The branches table is a map from branch names to a triple of:

  • A NodesDB, representing the graph of the branch.
  • A PatchSet, mapping internal patch identifiers to their sequence number (a 64-bit integer) on the branch.
  • A RevPatchSet, mapping sequence numbers to internal patch identifiers. In practice, this table is implementing a randomly-addressable stack.

# #![allow(unused_variables)]
#fn main() {
    /// A map of edges to patches that remove them.
    cemetery: sanakirja::Db<(self::key::Key<PatchId>, self::edge::Edge), self::patch_id::PatchId>,
#}

The cemetery table is used in unrecord, and is used to indicate what to do in the situation where two patches change the label of the same edge, and we unrecord one of them. What should be the label of the resulting edge? The cemetery table stores which patch deletes which edge.

This table duplicates information contained in the patches, but makes things more self-contained and faster to read when needed.

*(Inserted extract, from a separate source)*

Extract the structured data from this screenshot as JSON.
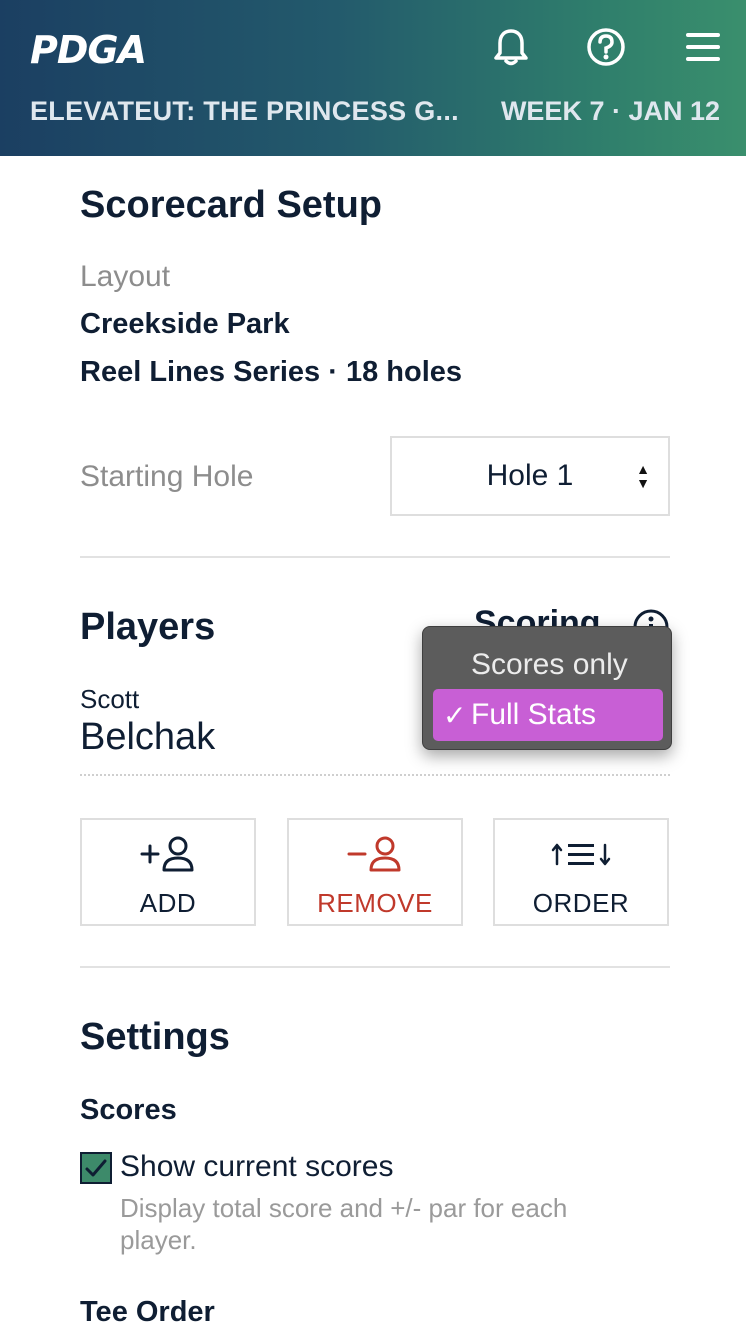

# #![allow(unused_variables)]
#fn main() {
    /// Dependencies
    dep: sanakirja::Db<self::patch_id::PatchId, self::patch_id::PatchId>,
#}

The dep table maps internal patch identifiers to their dependencies. This piece of information is also contained in the patches, but having it here makes the database more self-contained and faster to access.


# #![allow(unused_variables)]
#fn main() {
    /// Files touched by patches.
    touched_files: sanakirja::Db<self::key::Key<PatchId>, self::patch_id::PatchId>,
#}

The touched_files table maps vertices in the graph (vertices representing files) to patch identifiers. It is used to tell which patches to pull if we only want the subset of patches that touched a certain file or directory in the repository.


# #![allow(unused_variables)]
#fn main() {
    /// Partial checkouts: branch -> partial
    partials: sanakirja::Db<self::small_string::UnsafeSmallStr, self::key::Key<PatchId>>,
#}

The partials table maps branch names to the subset of the repository tracked by this branch. When we do a partial clone, we fully apply all the patches related to the part of the repository we want to get. However, these patches might also touch other parts that we don't want to output. This table tells what parts of the repository we want to work on in that case.